Amnesty International fordert, dass der Gerichtsfall von Mohammed al-Halabi in einem den internationalen Standards entsprechendem Verfahren erneut aufgenommen wird. Seine Misshandlungsvorwürfe müssen untersucht werden und alle unrechtmässig erlangten Beweise – z.B. solche, die möglicherweise durch Folter oder andere grausame, unmenschliche oder erniedrigende Behandlung erlangt wurden – müssen ausgeschlossen werden. «Der Gerichtsfall von Mohammed al-Halabi ist einer von vielen, die aufzeigen, wie die israelischen Behörden das Justizsystem systematisch nutzen, um die Palästinenser*innen zu beherrschen und zu diskriminieren.»

Hintergrund

Mohammed al-Halabi arbeitete seit 2005 für World Vision und wurde 2014 zum Leiter der NGO im Gaza-Streifen.
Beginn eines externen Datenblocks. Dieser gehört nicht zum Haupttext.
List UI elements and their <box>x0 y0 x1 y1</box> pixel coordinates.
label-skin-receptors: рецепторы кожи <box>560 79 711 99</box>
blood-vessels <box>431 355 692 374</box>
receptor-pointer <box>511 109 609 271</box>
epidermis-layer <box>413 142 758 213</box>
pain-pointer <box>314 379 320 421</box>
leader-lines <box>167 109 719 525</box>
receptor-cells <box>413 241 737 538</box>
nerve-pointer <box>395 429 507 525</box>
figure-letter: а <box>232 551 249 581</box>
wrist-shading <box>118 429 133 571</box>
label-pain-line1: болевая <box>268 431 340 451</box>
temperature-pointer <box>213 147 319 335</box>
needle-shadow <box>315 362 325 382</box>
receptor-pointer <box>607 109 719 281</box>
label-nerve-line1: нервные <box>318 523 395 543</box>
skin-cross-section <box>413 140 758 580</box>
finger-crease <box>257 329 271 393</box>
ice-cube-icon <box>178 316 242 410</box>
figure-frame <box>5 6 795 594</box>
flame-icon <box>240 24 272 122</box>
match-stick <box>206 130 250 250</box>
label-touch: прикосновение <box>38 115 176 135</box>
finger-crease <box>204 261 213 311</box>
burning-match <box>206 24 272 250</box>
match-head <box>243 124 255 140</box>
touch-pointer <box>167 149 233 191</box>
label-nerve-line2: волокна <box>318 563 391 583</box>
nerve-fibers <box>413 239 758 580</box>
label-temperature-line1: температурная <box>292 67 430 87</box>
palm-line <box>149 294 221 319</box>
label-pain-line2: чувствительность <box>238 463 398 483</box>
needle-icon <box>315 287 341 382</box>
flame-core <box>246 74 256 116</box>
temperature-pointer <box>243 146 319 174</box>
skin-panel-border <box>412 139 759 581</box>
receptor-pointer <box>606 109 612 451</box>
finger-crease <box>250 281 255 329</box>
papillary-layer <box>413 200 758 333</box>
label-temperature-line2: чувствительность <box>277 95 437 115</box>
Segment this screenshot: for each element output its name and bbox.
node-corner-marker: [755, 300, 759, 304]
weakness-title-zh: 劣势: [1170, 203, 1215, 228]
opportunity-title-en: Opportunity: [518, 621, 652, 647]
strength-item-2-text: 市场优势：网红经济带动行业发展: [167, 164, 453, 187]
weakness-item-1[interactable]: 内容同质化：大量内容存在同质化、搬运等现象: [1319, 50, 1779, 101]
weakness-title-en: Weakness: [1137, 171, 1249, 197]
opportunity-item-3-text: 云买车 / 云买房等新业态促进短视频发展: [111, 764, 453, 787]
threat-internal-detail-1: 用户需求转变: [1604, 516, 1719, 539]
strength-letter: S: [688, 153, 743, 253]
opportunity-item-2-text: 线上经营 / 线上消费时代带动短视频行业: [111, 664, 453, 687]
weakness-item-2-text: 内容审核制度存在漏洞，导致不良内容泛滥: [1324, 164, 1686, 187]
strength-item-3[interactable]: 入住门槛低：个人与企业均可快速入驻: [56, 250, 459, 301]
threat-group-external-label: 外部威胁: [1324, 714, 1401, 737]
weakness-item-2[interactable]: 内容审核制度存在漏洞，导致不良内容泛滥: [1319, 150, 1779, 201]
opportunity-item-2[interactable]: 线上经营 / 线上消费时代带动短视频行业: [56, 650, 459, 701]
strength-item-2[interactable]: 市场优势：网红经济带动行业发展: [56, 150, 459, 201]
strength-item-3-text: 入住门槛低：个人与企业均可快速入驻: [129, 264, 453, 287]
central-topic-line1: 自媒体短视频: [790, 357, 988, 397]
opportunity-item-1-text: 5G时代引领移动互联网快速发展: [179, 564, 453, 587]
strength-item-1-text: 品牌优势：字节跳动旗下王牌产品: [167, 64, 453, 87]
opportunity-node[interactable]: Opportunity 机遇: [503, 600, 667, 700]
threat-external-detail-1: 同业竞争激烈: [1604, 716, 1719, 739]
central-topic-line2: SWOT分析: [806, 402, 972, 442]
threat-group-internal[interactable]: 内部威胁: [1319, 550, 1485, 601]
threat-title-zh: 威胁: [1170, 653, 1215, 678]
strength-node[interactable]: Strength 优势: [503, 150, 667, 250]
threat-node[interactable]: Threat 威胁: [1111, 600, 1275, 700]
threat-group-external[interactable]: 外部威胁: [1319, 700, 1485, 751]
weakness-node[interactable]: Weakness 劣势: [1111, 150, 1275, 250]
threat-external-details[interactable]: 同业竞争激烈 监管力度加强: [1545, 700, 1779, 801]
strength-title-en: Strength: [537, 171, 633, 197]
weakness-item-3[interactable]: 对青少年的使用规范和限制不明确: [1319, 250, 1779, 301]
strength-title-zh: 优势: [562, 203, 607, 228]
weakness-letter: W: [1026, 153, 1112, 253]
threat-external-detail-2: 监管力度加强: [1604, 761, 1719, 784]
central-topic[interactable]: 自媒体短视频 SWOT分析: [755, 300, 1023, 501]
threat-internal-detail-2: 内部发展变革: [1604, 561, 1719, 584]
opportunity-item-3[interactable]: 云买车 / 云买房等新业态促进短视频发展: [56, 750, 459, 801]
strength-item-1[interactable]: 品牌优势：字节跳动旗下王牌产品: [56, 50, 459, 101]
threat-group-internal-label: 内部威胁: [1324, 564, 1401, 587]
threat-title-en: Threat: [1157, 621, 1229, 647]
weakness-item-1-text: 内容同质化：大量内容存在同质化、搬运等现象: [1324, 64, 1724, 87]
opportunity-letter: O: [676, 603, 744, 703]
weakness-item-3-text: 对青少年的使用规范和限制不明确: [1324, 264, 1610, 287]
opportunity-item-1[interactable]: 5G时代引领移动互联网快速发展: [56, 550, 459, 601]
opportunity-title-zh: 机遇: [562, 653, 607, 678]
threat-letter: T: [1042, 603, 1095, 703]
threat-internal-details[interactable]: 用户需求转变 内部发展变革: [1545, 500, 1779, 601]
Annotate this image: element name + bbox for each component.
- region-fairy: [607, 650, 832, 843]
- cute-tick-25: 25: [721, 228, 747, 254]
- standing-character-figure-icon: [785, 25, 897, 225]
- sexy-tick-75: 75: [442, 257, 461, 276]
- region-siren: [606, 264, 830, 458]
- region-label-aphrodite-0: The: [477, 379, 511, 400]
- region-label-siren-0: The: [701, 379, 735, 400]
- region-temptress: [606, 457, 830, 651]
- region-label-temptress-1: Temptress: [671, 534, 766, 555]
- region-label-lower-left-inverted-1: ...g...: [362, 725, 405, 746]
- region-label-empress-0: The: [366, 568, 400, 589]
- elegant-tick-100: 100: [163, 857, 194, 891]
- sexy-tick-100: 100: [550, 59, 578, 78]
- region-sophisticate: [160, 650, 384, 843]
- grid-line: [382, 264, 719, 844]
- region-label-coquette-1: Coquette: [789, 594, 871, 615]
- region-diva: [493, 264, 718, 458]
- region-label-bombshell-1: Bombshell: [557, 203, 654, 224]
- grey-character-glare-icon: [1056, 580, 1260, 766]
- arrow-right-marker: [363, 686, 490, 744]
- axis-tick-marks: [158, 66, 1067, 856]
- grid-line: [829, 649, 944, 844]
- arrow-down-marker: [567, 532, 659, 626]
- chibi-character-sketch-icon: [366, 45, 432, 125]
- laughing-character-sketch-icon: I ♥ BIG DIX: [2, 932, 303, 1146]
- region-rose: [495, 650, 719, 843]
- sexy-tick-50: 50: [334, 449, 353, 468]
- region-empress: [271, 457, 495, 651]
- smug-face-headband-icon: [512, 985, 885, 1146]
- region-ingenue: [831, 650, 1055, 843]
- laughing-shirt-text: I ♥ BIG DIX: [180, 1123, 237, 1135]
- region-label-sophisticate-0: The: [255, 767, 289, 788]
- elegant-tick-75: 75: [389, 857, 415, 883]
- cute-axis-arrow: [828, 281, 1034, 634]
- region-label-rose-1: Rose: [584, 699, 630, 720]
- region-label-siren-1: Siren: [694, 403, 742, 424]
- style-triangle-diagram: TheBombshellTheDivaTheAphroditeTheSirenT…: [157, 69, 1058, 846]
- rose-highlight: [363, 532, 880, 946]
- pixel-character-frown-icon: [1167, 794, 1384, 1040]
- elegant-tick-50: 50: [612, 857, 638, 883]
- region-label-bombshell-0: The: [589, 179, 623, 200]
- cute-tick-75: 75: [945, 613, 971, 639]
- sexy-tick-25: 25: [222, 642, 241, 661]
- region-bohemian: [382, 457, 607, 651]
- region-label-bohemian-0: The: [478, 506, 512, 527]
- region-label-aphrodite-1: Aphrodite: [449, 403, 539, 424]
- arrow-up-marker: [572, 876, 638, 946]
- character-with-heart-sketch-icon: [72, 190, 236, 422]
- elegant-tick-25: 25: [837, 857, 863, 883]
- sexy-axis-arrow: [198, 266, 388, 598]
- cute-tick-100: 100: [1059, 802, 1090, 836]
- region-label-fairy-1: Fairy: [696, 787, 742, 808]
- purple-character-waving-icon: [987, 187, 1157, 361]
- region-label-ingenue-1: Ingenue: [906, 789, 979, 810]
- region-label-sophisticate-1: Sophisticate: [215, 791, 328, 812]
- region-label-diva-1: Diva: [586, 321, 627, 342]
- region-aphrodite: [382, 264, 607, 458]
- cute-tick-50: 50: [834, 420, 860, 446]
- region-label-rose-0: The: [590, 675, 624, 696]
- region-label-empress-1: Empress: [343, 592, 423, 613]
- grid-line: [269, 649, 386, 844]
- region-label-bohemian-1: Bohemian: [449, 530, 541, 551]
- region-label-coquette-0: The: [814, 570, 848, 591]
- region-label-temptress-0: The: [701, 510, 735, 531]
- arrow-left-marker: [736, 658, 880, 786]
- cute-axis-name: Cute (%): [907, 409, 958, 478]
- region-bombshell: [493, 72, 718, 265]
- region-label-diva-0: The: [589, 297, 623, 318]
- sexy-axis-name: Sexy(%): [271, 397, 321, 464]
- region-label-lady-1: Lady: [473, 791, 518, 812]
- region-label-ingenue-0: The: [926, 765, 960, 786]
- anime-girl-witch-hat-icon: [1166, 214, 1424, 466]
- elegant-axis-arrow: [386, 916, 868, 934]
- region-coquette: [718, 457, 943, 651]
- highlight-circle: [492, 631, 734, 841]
Die israelische Sicherheitsbehörde verhaftete ihn am 15. Juni 2016 am Grenzübergang Erez zwischen Israel und Gaza. Er wurde im Haftzentrum in Ashkelon, festgehalten und verhört, bevor er ins Nafkha-Gefängnis in der Negev-Wüste verlegt wurde.

Mohammed al-Halabi wurde in den ersten Wochen der Haft in Isolationshaft gehalten, wo er ohne Zugang zu einem Rechtsbeistand intensiv verhört wurde. Seinem Anwalt und Medienberichten zufolge wurde er schwer geschlagen, und sein «Geständnis», jährlich 7,4 Mio. US-Dollar veruntreut zu haben, wurde erzwungen. Die Foltervorwürfe, die Mohammed al-Halabi vorbrachte, wurden nicht untersucht. Am 4. August, mehr als sieben Wochen nach seiner Verhaftung, wurde Anklage gegen Mohammed al-Halabi erhob.

Eine Untersuchung von World Vision, einschliesslich einer externen Prüfung, ergab weder Beweise für die Veruntreuung von Geldern, kriminelles Fehlverhalten oder für Mohammed al-Halabis Mitgliedschaft in der Hamas.